Last edited: Nov 7, 2009
7. Nov 8, 2009

### bpet

This is a neat example of inconsistent axioms. The axioms (the teacher's statements accepted as fact) lead to a contradiction when we try to answer the question "What is the last day...". Although the question doesn't have an answer, the resulting contradiction forms the backbone of an elegant proof that the axioms are inconsistent.

There are lots of interesting paradoxes arising from inconsistent axioms (this has been a major driver of the development of mathematics). Some interesting related results you might come across are Russell's paradox, Godel's incompleteness theorems and Arrow's theorem of fair elections. Have fun!

Last edited: Nov 8, 2009
8. Nov 8, 2009

### Office_Shredder

Staff Emeritus
Godel's incompleteness theorem and Arrow's dictatorship theorem are not examples of paradoxes caused by inconsistent axioms.

9. Nov 8, 2009

### disregardthat

He said was that they were related to, not caused by.

10. Nov 8, 2009

### disregardthat

Hi, I am reading the book called Gödel, Escher, Bach; have you read it? It touches many aspects of logic, especially self-reference and the causes of paradoxes.

11. Nov 8, 2009

### bpet

No - I did an undergrad course on the Godel bit a while back, and have been meaning to read it ever since. Sounds very interesting!

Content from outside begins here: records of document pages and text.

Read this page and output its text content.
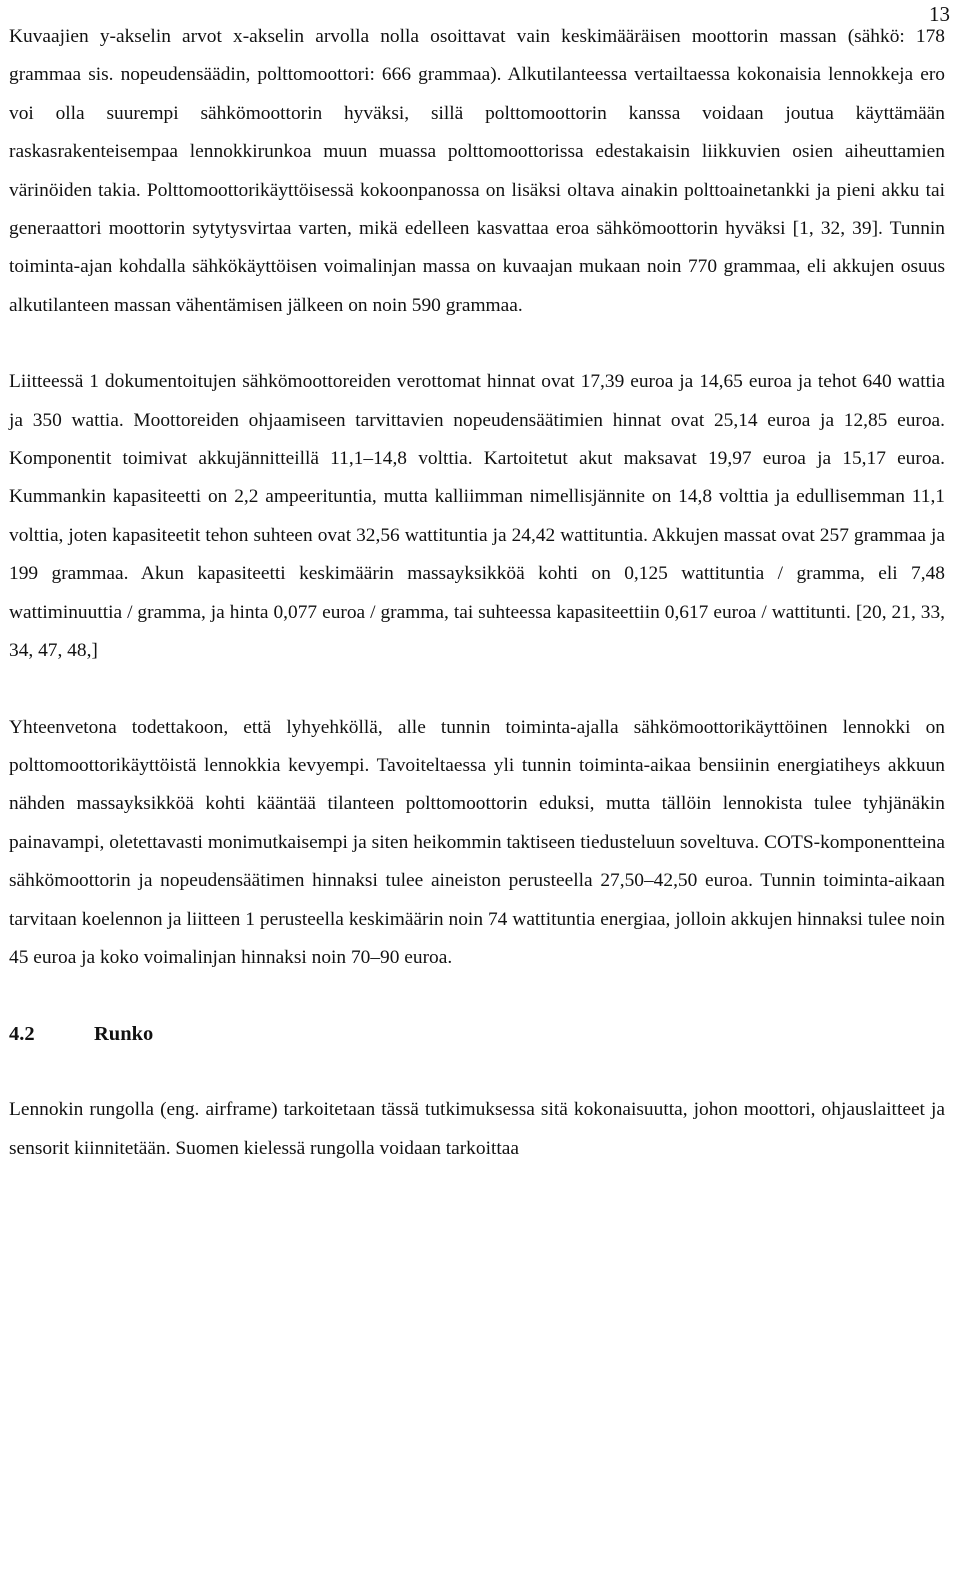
13

Kuvaajien y-akselin arvot x-akselin arvolla nolla osoittavat vain keskimääräisen moottorin massan (sähkö: 178 grammaa sis. nopeudensäädin, polttomoottori: 666 grammaa). Alkutilanteessa vertailtaessa kokonaisia lennokkeja ero voi olla suurempi sähkömoottorin hyväksi, sillä polttomoottorin kanssa voidaan joutua käyttämään raskasrakenteisempaa lennokkirunkoa muun muassa polttomoottorissa edestakaisin liikkuvien osien aiheuttamien värinöiden takia. Polttomoottorikäyttöisessä kokoonpanossa on lisäksi oltava ainakin polttoainetankki ja pieni akku tai generaattori moottorin sytytysvirtaa varten, mikä edelleen kasvattaa eroa sähkömoottorin hyväksi [1, 32, 39]. Tunnin toiminta-ajan kohdalla sähkökäyttöisen voimalinjan massa on kuvaajan mukaan noin 770 grammaa, eli akkujen osuus alkutilanteen massan vähentämisen jälkeen on noin 590 grammaa.

Liitteessä 1 dokumentoitujen sähkömoottoreiden verottomat hinnat ovat 17,39 euroa ja 14,65 euroa ja tehot 640 wattia ja 350 wattia. Moottoreiden ohjaamiseen tarvittavien nopeudensäätimien hinnat ovat 25,14 euroa ja 12,85 euroa. Komponentit toimivat akkujännitteillä 11,1–14,8 volttia. Kartoitetut akut maksavat 19,97 euroa ja 15,17 euroa. Kummankin kapasiteetti on 2,2 ampeerituntia, mutta kalliimman nimellisjännite on 14,8 volttia ja edullisemman 11,1 volttia, joten kapasiteetit tehon suhteen ovat 32,56 wattituntia ja 24,42 wattituntia. Akkujen massat ovat 257 grammaa ja 199 grammaa. Akun kapasiteetti keskimäärin massayksikköä kohti on 0,125 wattituntia / gramma, eli 7,48 wattiminuuttia / gramma, ja hinta 0,077 euroa / gramma, tai suhteessa kapasiteettiin 0,617 euroa / wattitunti. [20, 21, 33, 34, 47, 48,]

Yhteenvetona todettakoon, että lyhyehköllä, alle tunnin toiminta-ajalla sähkömoottorikäyttöinen lennokki on polttomoottorikäyttöistä lennokkia kevyempi. Tavoiteltaessa yli tunnin toiminta-aikaa bensiinin energiatiheys akkuun nähden massayksikköä kohti kääntää tilanteen polttomoottorin eduksi, mutta tällöin lennokista tulee tyhjänäkin painavampi, oletettavasti monimutkaisempi ja siten heikommin taktiseen tiedusteluun soveltuva. COTS-komponentteina sähkömoottorin ja nopeudensäätimen hinnaksi tulee aineiston perusteella 27,50–42,50 euroa. Tunnin toiminta-aikaan tarvitaan koelennon ja liitteen 1 perusteella keskimäärin noin 74 wattituntia energiaa, jolloin akkujen hinnaksi tulee noin 45 euroa ja koko voimalinjan hinnaksi noin 70–90 euroa.

4.2	Runko

Lennokin rungolla (eng. airframe) tarkoitetaan tässä tutkimuksessa sitä kokonaisuutta, johon moottori, ohjauslaitteet ja sensorit kiinnitetään. Suomen kielessä rungolla voidaan tarkoittaa
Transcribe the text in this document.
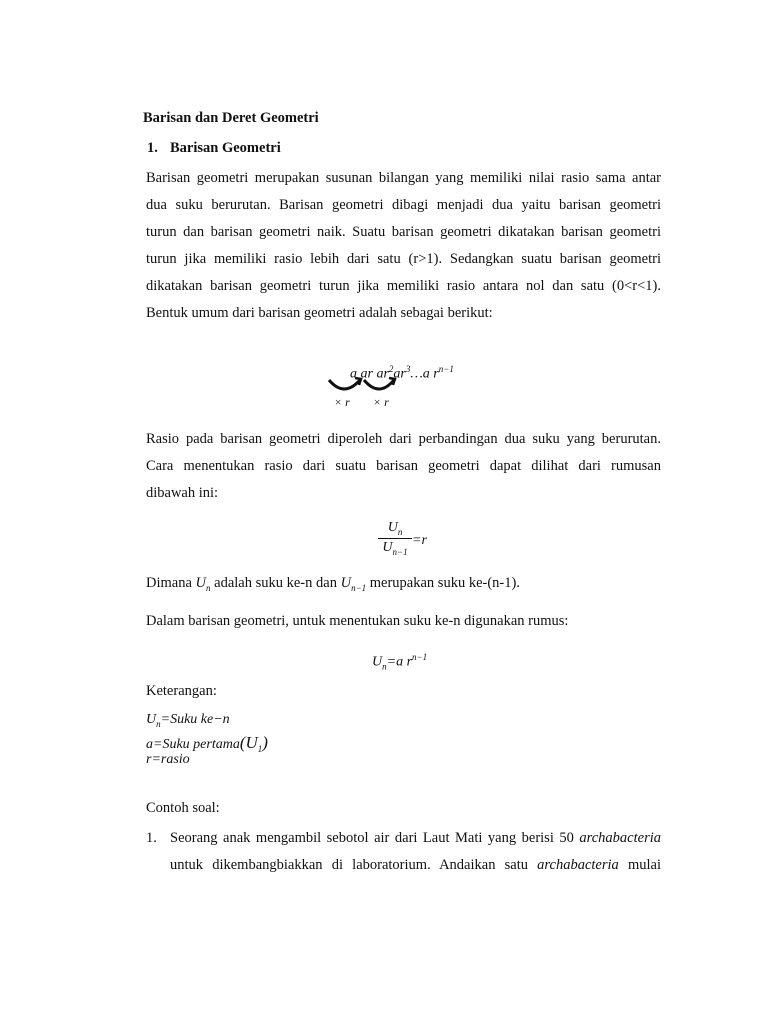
Barisan dan Deret Geometri
1. Barisan Geometri
Barisan geometri merupakan susunan bilangan yang memiliki nilai rasio sama antar
dua suku berurutan. Barisan geometri dibagi menjadi dua yaitu barisan geometri
turun dan barisan geometri naik. Suatu barisan geometri dikatakan barisan geometri
turun jika memiliki rasio lebih dari satu (r>1). Sedangkan suatu barisan geometri
dikatakan barisan geometri turun jika memiliki rasio antara nol dan satu (0<r<1).
Bentuk umum dari barisan geometri adalah sebagai berikut:
a ar $ar^2ar^3\dots a$ $r^{n-1}$
× r × r
Rasio pada barisan geometri diperoleh dari perbandingan dua suku yang berurutan.
Cara menentukan rasio dari suatu barisan geometri dapat dilihat dari rumusan
dibawah ini:
$U_n$
$U_{n-1}$
=r
Dimana $U_n$ adalah suku ke-n dan $U_{n-1}$ merupakan suku ke-(n-1).
Dalam barisan geometri, untuk menentukan suku ke-n digunakan rumus:
$U_n=a$ $r^{n-1}$
Keterangan:
$U_n=Suku$ ke−n
a=Suku $pertama(U_1)$
r=rasio
Contoh soal:
1. Seorang anak mengambil sebotol air dari Laut Mati yang berisi 50 archabacteria
untuk dikembangbiakkan di laboratorium. Andaikan satu archabacteria mulai
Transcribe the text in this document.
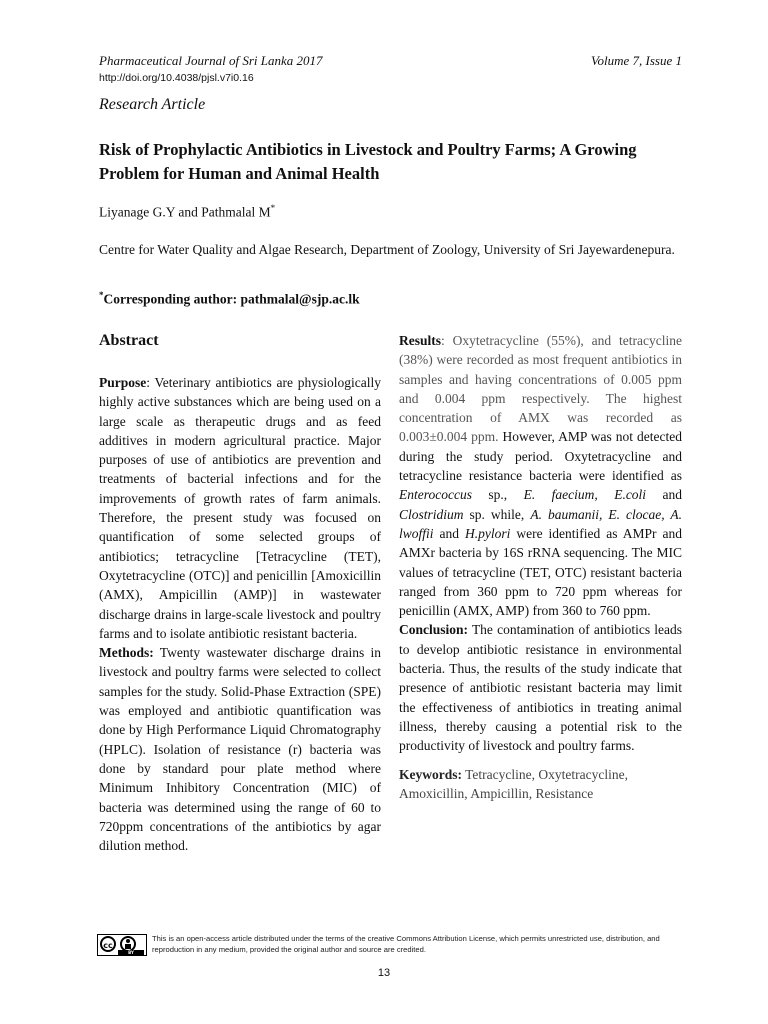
Pharmaceutical Journal of Sri Lanka 2017	Volume 7, Issue 1
http://doi.org/10.4038/pjsl.v7i0.16
Research Article
Risk of Prophylactic Antibiotics in Livestock and Poultry Farms; A Growing Problem for Human and Animal Health
Liyanage G.Y and Pathmalal M*
Centre for Water Quality and Algae Research, Department of Zoology, University of Sri Jayewardenepura.
*Corresponding author: pathmalal@sjp.ac.lk
Abstract

Purpose: Veterinary antibiotics are physiologically highly active substances which are being used on a large scale as therapeutic drugs and as feed additives in modern agricultural practice. Major purposes of use of antibiotics are prevention and treatments of bacterial infections and for the improvements of growth rates of farm animals. Therefore, the present study was focused on quantification of some selected groups of antibiotics; tetracycline [Tetracycline (TET), Oxytetracycline (OTC)] and penicillin [Amoxicillin (AMX), Ampicillin (AMP)] in wastewater discharge drains in large-scale livestock and poultry farms and to isolate antibiotic resistant bacteria.

Methods: Twenty wastewater discharge drains in livestock and poultry farms were selected to collect samples for the study. Solid-Phase Extraction (SPE) was employed and antibiotic quantification was done by High Performance Liquid Chromatography (HPLC). Isolation of resistance (r) bacteria was done by standard pour plate method where Minimum Inhibitory Concentration (MIC) of bacteria was determined using the range of 60 to 720ppm concentrations of the antibiotics by agar dilution method.

Results: Oxytetracycline (55%), and tetracycline (38%) were recorded as most frequent antibiotics in samples and having concentrations of 0.005 ppm and 0.004 ppm respectively. The highest concentration of AMX was recorded as 0.003±0.004 ppm. However, AMP was not detected during the study period. Oxytetracycline and tetracycline resistance bacteria were identified as Enterococcus sp., E. faecium, E.coli and Clostridium sp. while, A. baumanii, E. clocae, A. lwoffii and H.pylori were identified as AMPr and AMXr bacteria by 16S rRNA sequencing. The MIC values of tetracycline (TET, OTC) resistant bacteria ranged from 360 ppm to 720 ppm whereas for penicillin (AMX, AMP) from 360 to 760 ppm.

Conclusion: The contamination of antibiotics leads to develop antibiotic resistance in environmental bacteria. Thus, the results of the study indicate that presence of antibiotic resistant bacteria may limit the effectiveness of antibiotics in treating animal illness, thereby causing a potential risk to the productivity of livestock and poultry farms.

Keywords: Tetracycline, Oxytetracycline, Amoxicillin, Ampicillin, Resistance

cc
BY
This is an open-access article distributed under the terms of the creative Commons Attribution License, which permits unrestricted use, distribution, and reproduction in any medium, provided the original author and source are credited.
13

How is Bach linked to Godel though?

12. Nov 8, 2009

### disregardthat

He compares logical systems to music, especially classical music which has certain "rules" one tend to follow. Also, there can be drawn the analogy between self-reference in logic and in classical music. Hofstadter explains it well in his book.

13. Nov 8, 2009

### mdnazmulh

Hi Jarle, I thought I would also write something after reading ur thread. Today was a significant day in my life. First time I have been reading about mathematical logic since today morning and surprises after surprises were waiting for me. Before today I thought that math is always perfect ( just a loose term). But after knowing about Hilbert's program and Godel's incompleteness theorem I was stunned. I've never studied logic in my life before and being an engineering student and to engineers these pure math stuffs are not taught usually. Just from personal interest I started self-study of mathematical logic and I had to struggle to grasp the concept of consistency, completeness and other formal terminologies. But the subject is really interesting.

14. Nov 8, 2009

### disregardthat

I had a similar experience when I first read about the incompleteness theorem and related discoveries. You should read "Gödel, Escher, Bach" if you are interesting in this.